Al acercarse la hora cumbre de la velada, nos reunimos frente al monumento y en forma de círculo cantamos el “Bella ciao” con todas las dimensiones de lo que el himno antifascista supone. Los comentarios del solar virtual de Facebook hacia ese video en nuestra página experimentaron un odio impropio de ciertos “demócratas”, que en su rabia nos acusaban de repetir el guion sin ninguna convicción. Invito a esos mismos a entonar, con más pasión que afinación, sin ninguna referencia y haciendo uso únicamente de la memoria, en vez de solo quedarse en las tribunas de los opinadores. Ah, pero cuando aparece en un producto cultural legitimado y descontextualizado lo aclaman como los primeros; la cuestión radica en que no haya nada que intuya remotamente al comunismo rondando por ahí. En fin, la hipocresía.

En el camino de regreso, explosiones de adrenalina se apoderaban de mis impulsos. Al doblar por Prado sentí a mis espaldas un “párate ahí”. Por un momento pensé que mi hora había llegado y me resigné a ello, no obstante, mis interceptoras se acercaban con un celular en la mano y después de recortar la distancia preguntaban si les permitía tomarse una foto conmigo, ya que querían atesorar esa instantánea con un pañuelo rojo. Accedí avergonzado de presuponer lo malo antes de entender que entre el odio a esas alturas también debía haber quienes nos admiraban.
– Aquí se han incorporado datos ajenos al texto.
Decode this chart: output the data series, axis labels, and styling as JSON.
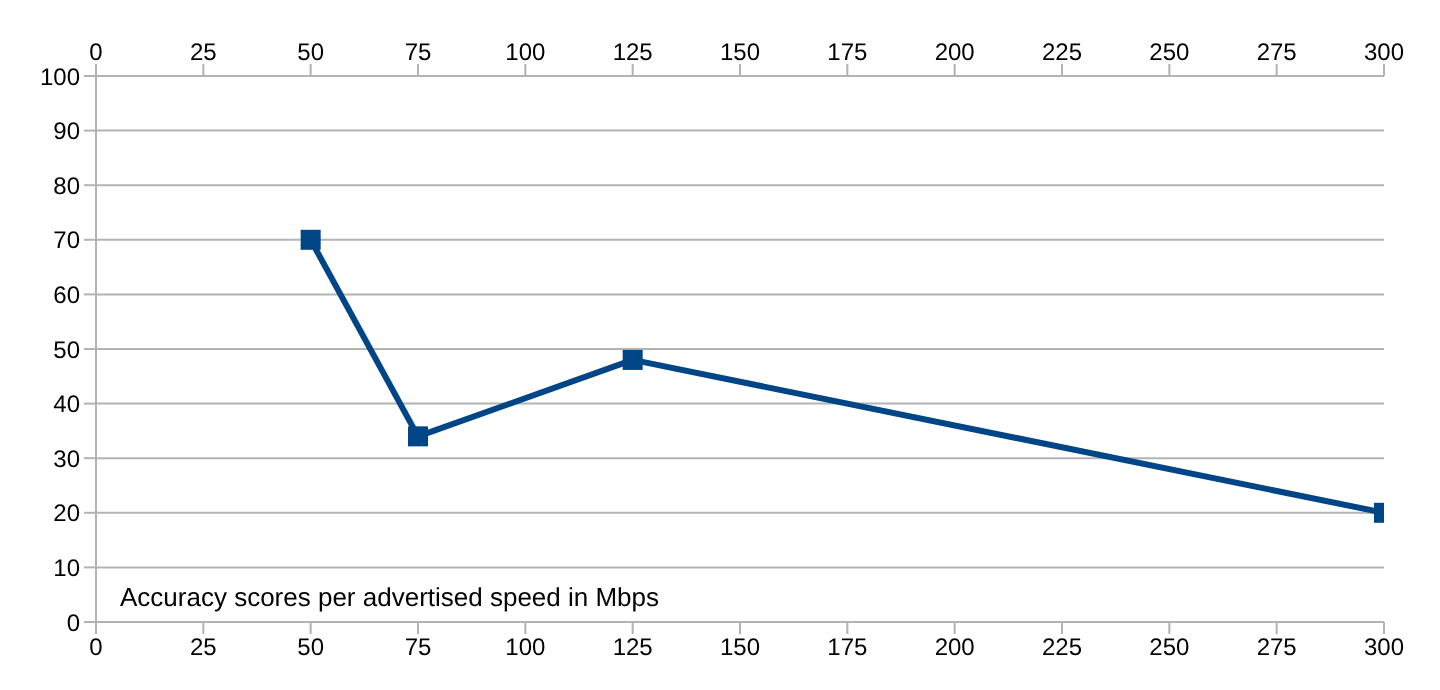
{
  "chart_data": {
    "type": "line",
    "annotations": [
      "Accuracy scores per advertised speed in Mbps"
    ],
    "x": [
      50,
      75,
      125,
      300
    ],
    "series": [
      {
        "color": "#004586",
        "values": [
          70,
          34,
          48,
          20
        ]
      }
    ],
    "xlim": [
      0,
      300
    ],
    "xticks": [
      0,
      25,
      50,
      75,
      100,
      125,
      150,
      175,
      200,
      225,
      250,
      275,
      300
    ],
    "x2lim": [
      0,
      300
    ],
    "x2ticks": [
      0,
      25,
      50,
      75,
      100,
      125,
      150,
      175,
      200,
      225,
      250,
      275,
      300
    ],
    "ylim": [
      0,
      100
    ],
    "yticks": [
      0,
      10,
      20,
      30,
      40,
      50,
      60,
      70,
      80,
      90,
      100
    ],
    "grid": "y",
    "marker": "square",
    "line_style": "solid"
  }
}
Y fue entonces cuando lo entendí con la claridad restante de la tarde agonizando en el horizonte. Si bien, en cierto sentido habíamos elegido el camino de los sudarios y las coronas de espinas, por esa vereda también habrá una nación dispuesta a perdurar en los contornos de esa estrella que ilumina y mata, ceñida a la frente. Sin proponérnoslo, había nacido para Cuba el símbolo de los pañuelos rojos.

Pañuelos rojos

Por Teresa Melo

Pongo rostro a algunos nombres, e incluso nombres a los que solo leía con su usuario. De varios de los grupos de Telegram a los que pertenezco o sigo. De audiochats y descargas virtuales. De discusiones encendidas y comuniones. Cada quien tan único como diverso. Con historias difíciles. O no. Con historias de mucha entrega durante la pandemia. Estudiantes o trabajadores, o ambos, muy jóvenes y no tanto.
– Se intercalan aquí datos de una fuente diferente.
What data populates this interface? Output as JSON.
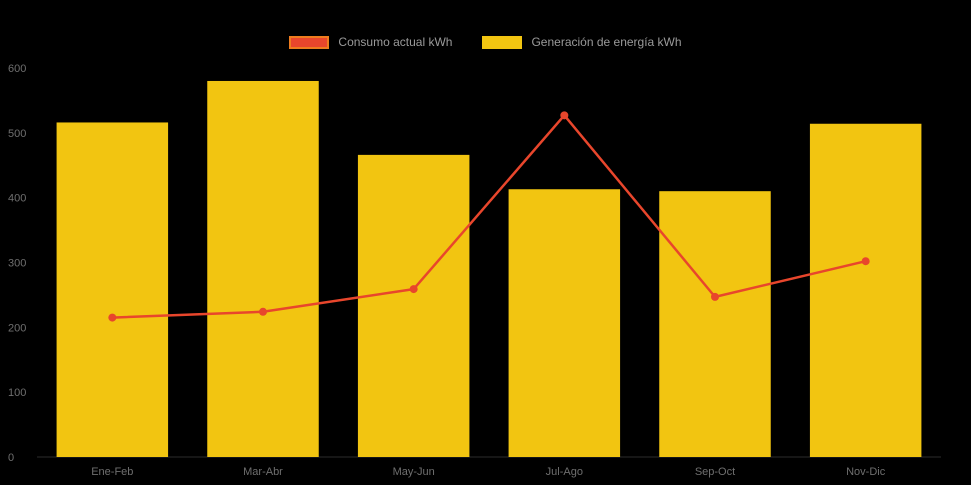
{
  "chart_data": {
    "type": "bar",
    "subtype": "bar-and-line-combo",
    "categories": [
      "Ene-Feb",
      "Mar-Abr",
      "May-Jun",
      "Jul-Ago",
      "Sep-Oct",
      "Nov-Dic"
    ],
    "series": [
      {
        "name": "Consumo actual kWh",
        "type": "line",
        "color": "#E8462C",
        "values": [
          215,
          224,
          259,
          527,
          247,
          302
        ]
      },
      {
        "name": "Generación de energía kWh",
        "type": "bar",
        "color": "#F2C511",
        "values": [
          516,
          580,
          466,
          413,
          410,
          514
        ]
      }
    ],
    "title": "",
    "xlabel": "",
    "ylabel": "",
    "ylim": [
      0,
      600
    ],
    "yticks": [
      0,
      100,
      200,
      300,
      400,
      500,
      600
    ],
    "grid": false,
    "legend_position": "top",
    "background": "#000000",
    "tick_color": "#6F6F6F",
    "legend_text_color": "#9A9A9A",
    "legend_swatch_border": "#EE7C1E",
    "axis_line_color": "#2B2B2B"
  }
}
Conversamos, me hice más cercana de algunos, leí sus sueños, sus dolores, sus dudas y sus certezas. Desde varias provincias. Nos dimos ánimo ante una pérdida y también reímos como si estuviéramos mirándonos a los ojos. Nos defendimos unos a otros de las mordidas del odio.

En esos grupos se rasgó el aislamiento, se destrozó la soledad de este tiempo pandémico que ha parecido inacabable. Pero acabó (casi) y ya fue posible ser y hacer de otro modo.
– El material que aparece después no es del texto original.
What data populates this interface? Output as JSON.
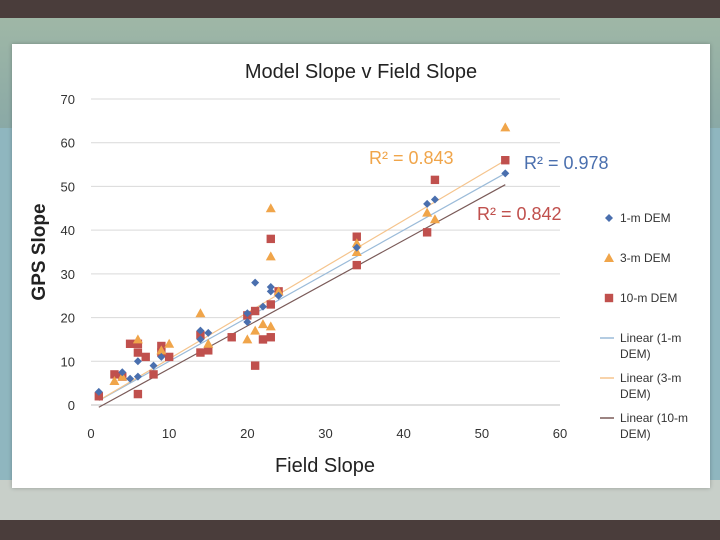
{
  "chart_data": {
    "type": "scatter",
    "title": "Model Slope v Field Slope",
    "xlabel": "Field Slope",
    "ylabel": "GPS Slope",
    "xlim": [
      0,
      60
    ],
    "ylim": [
      0,
      70
    ],
    "xticks": [
      "0",
      "10",
      "20",
      "30",
      "40",
      "50",
      "60"
    ],
    "yticks": [
      "0",
      "10",
      "20",
      "30",
      "40",
      "50",
      "60",
      "70"
    ],
    "grid": true,
    "legend_position": "right",
    "series": [
      {
        "name": "1-m DEM",
        "marker": "diamond",
        "color": "#4a6fae",
        "points": [
          [
            1,
            3
          ],
          [
            4,
            7.5
          ],
          [
            5,
            6
          ],
          [
            6,
            6.5
          ],
          [
            6,
            10
          ],
          [
            8,
            9
          ],
          [
            9,
            11
          ],
          [
            14,
            17
          ],
          [
            14,
            15
          ],
          [
            15,
            16.5
          ],
          [
            20,
            19
          ],
          [
            20,
            21
          ],
          [
            21,
            28
          ],
          [
            22,
            22.5
          ],
          [
            23,
            26
          ],
          [
            23,
            27
          ],
          [
            24,
            25
          ],
          [
            34,
            36
          ],
          [
            43,
            46
          ],
          [
            44,
            47
          ],
          [
            53,
            53
          ]
        ]
      },
      {
        "name": "3-m DEM",
        "marker": "triangle",
        "color": "#f0a54a",
        "points": [
          [
            3,
            5.5
          ],
          [
            4,
            6.5
          ],
          [
            6,
            15
          ],
          [
            9,
            12.5
          ],
          [
            10,
            14
          ],
          [
            14,
            21
          ],
          [
            15,
            14
          ],
          [
            20,
            15
          ],
          [
            21,
            17
          ],
          [
            22,
            18.5
          ],
          [
            23,
            45
          ],
          [
            23,
            34
          ],
          [
            23,
            18
          ],
          [
            24,
            26
          ],
          [
            34,
            37
          ],
          [
            34,
            35
          ],
          [
            43,
            44
          ],
          [
            44,
            42.5
          ],
          [
            53,
            63.5
          ]
        ]
      },
      {
        "name": "10-m DEM",
        "marker": "square",
        "color": "#c0504d",
        "points": [
          [
            1,
            2
          ],
          [
            3,
            7
          ],
          [
            4,
            6.5
          ],
          [
            5,
            14
          ],
          [
            6,
            14
          ],
          [
            6,
            12
          ],
          [
            6,
            2.5
          ],
          [
            7,
            11
          ],
          [
            8,
            7
          ],
          [
            9,
            13.5
          ],
          [
            9,
            12
          ],
          [
            10,
            11
          ],
          [
            14,
            12
          ],
          [
            14,
            16
          ],
          [
            15,
            12.5
          ],
          [
            18,
            15.5
          ],
          [
            20,
            20.5
          ],
          [
            21,
            9
          ],
          [
            21,
            21.5
          ],
          [
            22,
            15
          ],
          [
            23,
            38
          ],
          [
            23,
            23
          ],
          [
            23,
            15.5
          ],
          [
            24,
            26
          ],
          [
            34,
            38.5
          ],
          [
            34,
            32
          ],
          [
            43,
            39.5
          ],
          [
            44,
            51.5
          ],
          [
            53,
            56
          ]
        ]
      }
    ],
    "trendlines": [
      {
        "name": "Linear (1-m DEM)",
        "color": "#9bbbd9",
        "slope": 1.0,
        "intercept": 0.0,
        "r2_label": "R² = 0.978",
        "r2_color": "#4a6fae"
      },
      {
        "name": "Linear (3-m DEM)",
        "color": "#f5c48d",
        "slope": 1.0557,
        "intercept": 0.0,
        "r2_label": "R² = 0.843",
        "r2_color": "#f0a54a"
      },
      {
        "name": "Linear (10-m DEM)",
        "color": "#7a5a58",
        "slope": 0.9792,
        "intercept": -1.5,
        "r2_label": "R² = 0.842",
        "r2_color": "#c0504d"
      }
    ],
    "legend": [
      {
        "label": "1-m DEM",
        "kind": "diamond",
        "color": "#4a6fae"
      },
      {
        "label": "3-m DEM",
        "kind": "triangle",
        "color": "#f0a54a"
      },
      {
        "label": "10-m DEM",
        "kind": "square",
        "color": "#c0504d"
      },
      {
        "label": "Linear (1-m DEM)",
        "kind": "line",
        "color": "#9bbbd9"
      },
      {
        "label": "Linear (3-m DEM)",
        "kind": "line",
        "color": "#f5c48d"
      },
      {
        "label": "Linear (10-m DEM)",
        "kind": "line",
        "color": "#7a5a58"
      }
    ]
  }
}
Y están ahí algunos de los que conozco sin conocer: con Martí y con sus flores y dibujos y guitarras y palabras formadas o en formación y dulces locuras y vigilias y sus Pañuelos Rojos, que es su nombre también. Muy diferentes. Mucho. Y muy iguales, porque en ese mucho diferente están unidos por un motivo que sobrepasa a todos: el amor más raigal por Cuba y su soberanía.

Hubiera querido llegar. Desde lejos me pongo mi pañuelo rojo, y estoy con ustedes. Estoy. Gracias por ser y creer. Y crecernos.